Actress extraordinare. Czarina of Celluloid, world famous since the age of thirteen, when she first starred as the seductress of an elderly sheik in Das Nackte Leben, Naked Life, in 1910.

The sole object to spoil the view? Kriegtier, a man but not, robota but not. Huge, dark, miserable, a helmeted head with stubby horns over a jaw long ago scorched, ever observing. He, it, kept her safe. Ninety percent of him was cast steel plating and rivets down neck and spine tapering down to conical kneecaps and hydraulic brakes wedged between the stubby blades on each iron toe. Aerodynamic fins down the back circulated air and coolant to the small diesel motor wedged into the artificial abdomen. He represented a New Age stegosaur, an old thing whose flesh had been sacrificed to the tar pit of war, what remained petrified in armor. The Sky War, Germany's glory banner, Brune's most famous years and Kriegstier's despair.

Fans of the actress were legion, their calls outside faintly heard. They yelled about her performance in Ein Vert zu Klaus (1919), her comedic aptitude in the Konnenfeld shorts (1920-1926) and, endlessly, her decadent performance as the murderous Madame of a bordello in Lisbon (1923). Brune loved their idolatry as she peered out now and again to acknowledge her followers.

Brune saw the mammoth clock face, a full four feet in diameter, its feminine hands of platinum polish dictated the hour while she pranced...

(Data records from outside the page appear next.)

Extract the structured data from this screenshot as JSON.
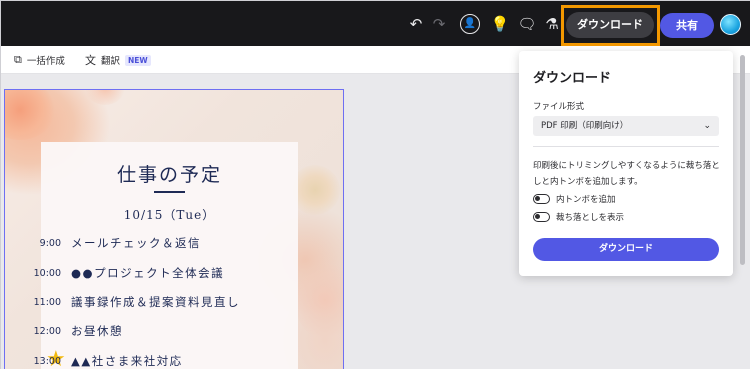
{
  "topbar": {
    "icons": [
      "undo-icon",
      "redo-icon",
      "add-user-icon",
      "idea-icon",
      "comment-icon",
      "flask-icon"
    ],
    "download_label": "ダウンロード",
    "share_label": "共有"
  },
  "subbar": {
    "bulk_create_label": "一括作成",
    "translate_label": "翻訳",
    "translate_badge": "NEW"
  },
  "design": {
    "title": "仕事の予定",
    "date": "10/15（Tue）",
    "schedule": [
      {
        "time": "9:00",
        "text": "メールチェック＆返信"
      },
      {
        "time": "10:00",
        "text": "●●プロジェクト全体会議"
      },
      {
        "time": "11:00",
        "text": "議事録作成＆提案資料見直し"
      },
      {
        "time": "12:00",
        "text": "お昼休憩"
      },
      {
        "time": "13:00",
        "text": "▲▲社さま来社対応"
      }
    ]
  },
  "download_panel": {
    "title": "ダウンロード",
    "file_format_label": "ファイル形式",
    "file_format_value": "PDF 印刷（印刷向け）",
    "description": "印刷後にトリミングしやすくなるように裁ち落としと内トンボを追加します。",
    "option_crop_marks": "内トンボを追加",
    "option_bleed": "裁ち落としを表示",
    "download_button": "ダウンロード"
  },
  "colors": {
    "accent": "#5258e4",
    "highlight": "#f39800",
    "topbar": "#18181b",
    "navy": "#1e2a55"
  }
}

"Oh! Seven-eighteen! Kriegtier! Alert Mamette and have Alma draw my bath super hot! The premiere! I nearly forgot the premiere!" She squeaked like a jackrabbit, startling Smidgen as her man-robot turned in hisses and pounding pistons to make for the door. A frantic Brune ran around the bedchamber. She had gams to shave, hair to curl, a fabulous garment to pick from amongst thousands plus a mind to prepare for social warfare. Fame had its price. Into the bathroom she fled, an oval oasis in the tower of her Queen Anne manor. Jade marble tiles welcomed her. A bathtub of black ceramic, trimmed in gilded leaves, was in need of water. Brune gazed at herself again, this time in the diamond-shaped mirror over the sink. She leaned on the jade countertop and grabbed her toothbrush. Alma, Brune's feisty Portuguese maid, shuffled in to commit to the arduous task of turning the hot water knob fully on before stripping her lady bare for the daily scrubbing.

***

Away from stardom and above the throng, the Mask attached the barrel, and waited. He viewed the Elbe River, serene as peacetime. In the distance, foreshadow loomed in the shape of a thunderhead. The Mask took the oncoming storm as a sign, a proper blessing, that this dawning evening would belong to him. The road he took to this moment, so long, so arduous, was now behind him. Fingerprints on file were stolen from the police station. It, and his identity, burned in a firepit. He was anonymous now, the perfect tabula rasa citizen to send a message to the Materialists, as much a monster as the vampire in the Fray. The seventh issue of that dreary horror comic pressed against his back, a rolled up memento from the past. As the fiend in that colorful tome stalked the unworthy, so too did he. The Mask looked down on the old Germany, one of stone, of efficiency, of manual labor and grew more malignant in his animosity of what the victorious Fatherland had become.